A significant advantage of community banking is the direct impact it has on the communities it serves. First Commerce Bank, a smaller institution with approximately $1.6 billion in total assets, focuses on reinvesting deposits back into these communities. A prime example is Lakewood, New Jersey, where the Bank is headquartered. This rapidly growing community has seen substantial population increases over the past 10-15 years. First Commerce Bank is well-positioned with two branch offices in Lakewood, including a recently opened new office building. Another successful venture is the Jackson office, opened in September 2023. Within two years, this office has accumulated $60-$65 million in total deposits, demonstrating significant growth.
The Bank actively supports local entrepreneurs by providing various loans, including those for office buildings, housing projects, and construction lending. With a high loan-to-one-borrower ratio of approximately $28 million, the Bank has the capacity to fulfill substantial loan requests. For larger requests, First Commerce Bank can collaborate with other local community financial institutions, forming partnerships where they participate in a portion of the loan. This strategy allows the Bank to continue financing projects while also assisting other community banks in expanding their loan portfolios. The growth experienced in Lakewood has presented First Commerce Bank with numerous lending and growth opportunities within this market.
What sectors or industries have shown the strongest demand for commercial banking services recently?

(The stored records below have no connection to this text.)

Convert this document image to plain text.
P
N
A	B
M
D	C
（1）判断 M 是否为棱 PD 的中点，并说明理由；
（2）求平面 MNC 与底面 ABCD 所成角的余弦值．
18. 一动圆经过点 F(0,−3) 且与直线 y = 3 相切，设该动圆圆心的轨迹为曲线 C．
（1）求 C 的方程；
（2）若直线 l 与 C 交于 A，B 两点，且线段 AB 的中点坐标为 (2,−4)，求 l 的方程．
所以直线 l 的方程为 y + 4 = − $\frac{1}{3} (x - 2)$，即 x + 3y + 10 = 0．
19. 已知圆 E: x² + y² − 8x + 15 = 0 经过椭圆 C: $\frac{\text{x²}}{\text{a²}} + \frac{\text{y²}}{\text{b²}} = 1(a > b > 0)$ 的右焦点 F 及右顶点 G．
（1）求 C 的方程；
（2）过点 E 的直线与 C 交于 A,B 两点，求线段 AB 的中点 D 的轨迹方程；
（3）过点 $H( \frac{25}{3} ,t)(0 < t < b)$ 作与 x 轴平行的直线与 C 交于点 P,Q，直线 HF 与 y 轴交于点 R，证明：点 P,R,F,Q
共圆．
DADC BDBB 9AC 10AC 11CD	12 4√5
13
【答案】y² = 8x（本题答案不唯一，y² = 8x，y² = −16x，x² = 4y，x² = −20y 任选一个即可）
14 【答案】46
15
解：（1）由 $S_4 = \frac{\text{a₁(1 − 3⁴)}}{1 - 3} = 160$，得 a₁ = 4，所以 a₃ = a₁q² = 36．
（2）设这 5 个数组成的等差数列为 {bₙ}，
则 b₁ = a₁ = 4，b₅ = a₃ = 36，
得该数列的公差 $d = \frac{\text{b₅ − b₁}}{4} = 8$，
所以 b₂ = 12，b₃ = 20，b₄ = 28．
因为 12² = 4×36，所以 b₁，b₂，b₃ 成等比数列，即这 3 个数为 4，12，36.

To mitigate risk, we prioritize investment diversification across various industries rather than concentrating lending in a single area. For instance, lending to the owner of a strip mall inherently offers diversification. A strip mall owner leases to multiple businesses, providing built-in security through the varied industries within the mall. This contrasts with lending solely to one entity, such as “ABC Corporation,” where the loan’s success hinges entirely on that single entity. If that entity falters, it poses a significant problem for the lender.

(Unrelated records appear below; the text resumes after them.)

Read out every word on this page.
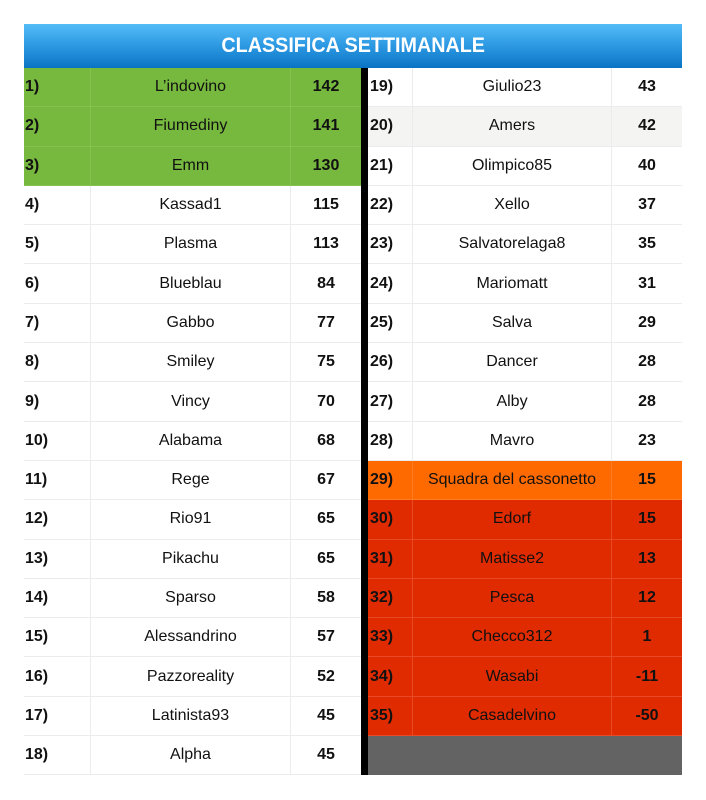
CLASSIFICA SETTIMANALE
1)	L’indovino	142
2)	Fiumediny	141
3)	Emm	130
4)	Kassad1	115
5)	Plasma	113
6)	Blueblau	84
7)	Gabbo	77
8)	Smiley	75
9)	Vincy	70
10)	Alabama	68
11)	Rege	67
12)	Rio91	65
13)	Pikachu	65
14)	Sparso	58
15)	Alessandrino	57
16)	Pazzoreality	52
17)	Latinista93	45
18)	Alpha	45
19)	Giulio23	43
20)	Amers	42
21)	Olimpico85	40
22)	Xello	37
23)	Salvatorelaga8	35
24)	Mariomatt	31
25)	Salva	29
26)	Dancer	28
27)	Alby	28
28)	Mavro	23
29)	Squadra del cassonetto	15
30)	Edorf	15
31)	Matisse2	13
32)	Pesca	12
33)	Checco312	1
34)	Wasabi	-11
35)	Casadelvino	-50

How are you trying to leverage technology to improve decision-making and client services?
As a smaller bank, we rely on a core service provider for the technology that enables us to serve our clients, along with various other plugins. We are currently migrating to Verifin, a new BSA technology favored within the industry. This software package will enhance our BSA and compliance staff’s ability to adhere to all government and regulatory requirements. Implementing this technology will help our firm safeguard our customers and keep the government informed about financial transactions. We are committed to protecting our clients and the country by complying with all regulations. Cybersecurity is paramount for financial institutions, given the vast amount of personal identifiable information we collect, such as addresses, social security numbers, and driver’s license numbers. We are dedicated to maximizing the protection of this data to prevent our systems from being compromised.

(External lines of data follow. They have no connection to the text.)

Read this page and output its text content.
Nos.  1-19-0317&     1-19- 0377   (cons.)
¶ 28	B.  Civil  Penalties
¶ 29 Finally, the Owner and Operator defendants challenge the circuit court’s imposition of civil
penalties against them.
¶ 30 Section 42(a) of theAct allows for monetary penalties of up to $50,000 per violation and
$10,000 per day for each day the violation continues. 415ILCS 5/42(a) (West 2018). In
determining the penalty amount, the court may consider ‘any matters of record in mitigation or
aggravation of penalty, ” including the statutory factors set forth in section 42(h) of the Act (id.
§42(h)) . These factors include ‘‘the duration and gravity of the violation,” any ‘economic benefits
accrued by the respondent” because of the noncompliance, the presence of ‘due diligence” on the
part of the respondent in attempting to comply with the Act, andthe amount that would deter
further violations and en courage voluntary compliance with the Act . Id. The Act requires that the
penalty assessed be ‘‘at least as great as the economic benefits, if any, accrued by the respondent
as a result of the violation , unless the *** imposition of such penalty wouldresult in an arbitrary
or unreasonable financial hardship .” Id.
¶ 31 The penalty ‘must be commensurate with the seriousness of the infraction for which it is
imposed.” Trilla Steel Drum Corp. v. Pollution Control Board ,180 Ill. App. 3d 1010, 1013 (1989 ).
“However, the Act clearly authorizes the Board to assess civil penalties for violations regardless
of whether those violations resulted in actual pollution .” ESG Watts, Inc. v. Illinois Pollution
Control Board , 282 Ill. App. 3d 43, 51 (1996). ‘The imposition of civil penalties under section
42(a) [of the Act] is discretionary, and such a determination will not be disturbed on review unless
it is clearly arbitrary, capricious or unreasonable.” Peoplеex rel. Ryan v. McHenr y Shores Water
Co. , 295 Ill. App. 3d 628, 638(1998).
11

What will be the key priorities for First Commerce Bank in New Jersey over the next two to three years?
First Commerce Bank is in a strong capital position, which allows us to pursue organic growth. Currently, our total assets stand at approximately $1.6 billion, and we project to leverage this to reach around $2.2 billion, representing an additional $600 million in growth. This growth will be achieved by attracting deposits from and lending to the communities we serve. While mergers and acquisitions may see increased activity, our primary focus remains on organic expansion to maximize our capital utilization. A significant challenge we face in New Jersey is the state’s high tax burden. Governor Murphy recently approved a $58.8 billion budget, which is $25 billion higher than the final budget of the previous Christie administration. This makes New Jersey one of the least competitive states from a business taxation perspective.